Wendo was born in 1925 in Mushie territory, Mai-Ndombe District of western Congo, then under Belgian colonial rule. His father died when he was seven, and his mother, a singer herself, died shortly thereafter. He was taken to live in an orphanage run by the Society of the Missionaries of Africa, and remained there until he was 12 or 13, expelled when the fathers disapproved of the lyrics of his songs. Wendo began playing guitar and performing at age 11.

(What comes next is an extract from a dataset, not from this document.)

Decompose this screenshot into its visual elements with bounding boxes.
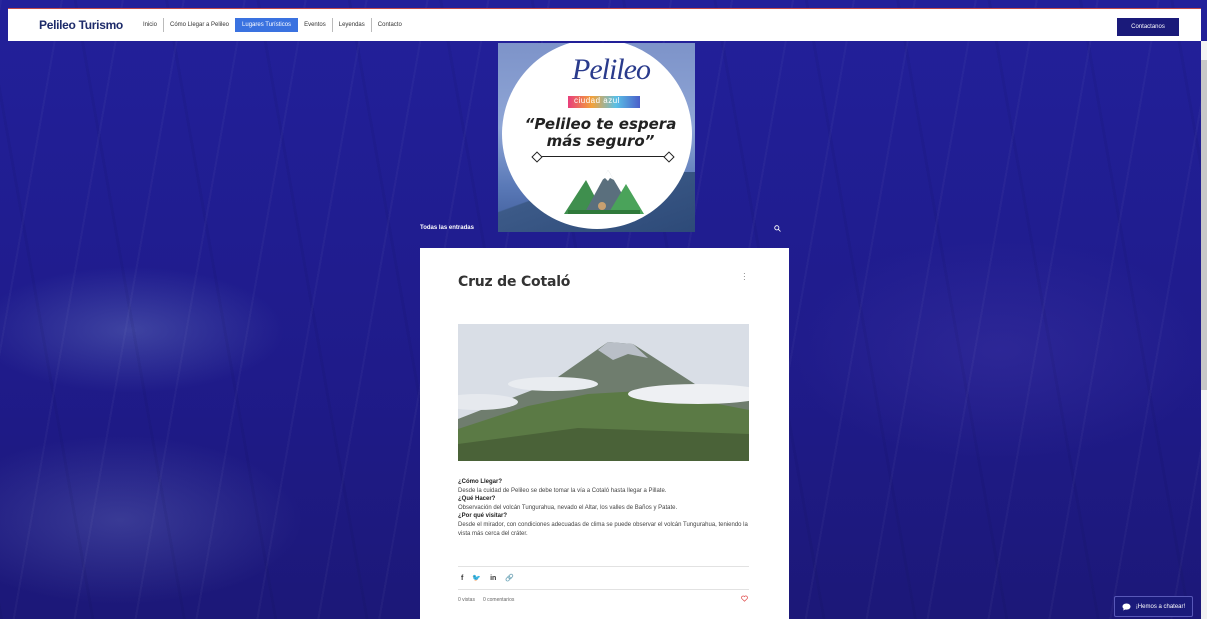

Kolosoy became a professional singer almost by chance after having worked also as a boxer, sailor and longshoreman in Congo, Cameroon and Senegal. From 13 Wendo traveled as a worker on the Congo River ferries, and entertained passengers on the long trips. Between 1941 and 1946 he traveled as a sometime professional boxer, as far from home as Dakar, Senegal.
His birthname was Antoine Kalosoyi (also spelled Nkolosoyi), which he eventually regularised to Kolosoy. Later he was called "Windsor" (a homage to the Duke of Windsor and a play on the British Royalty theme of his band "Victoria Kin") which evolved into "Wendo Sor" and simply "Sor". He is most widely known as Wendo or Papa Wendo.
In the mid-1940s, he began playing guitar around the capital Kinshasa (then Leopoldville) with his Cuban style band Victoria Bakolo Miziki. He had met Nicolas Jéronimidis, a Greek businessman, on a steamer returning to Leopoldville from Dakar in 1946, and in 1947 Jéronimidis agreed to record Wendo's music for his new Leopoldville based record label Ngoma.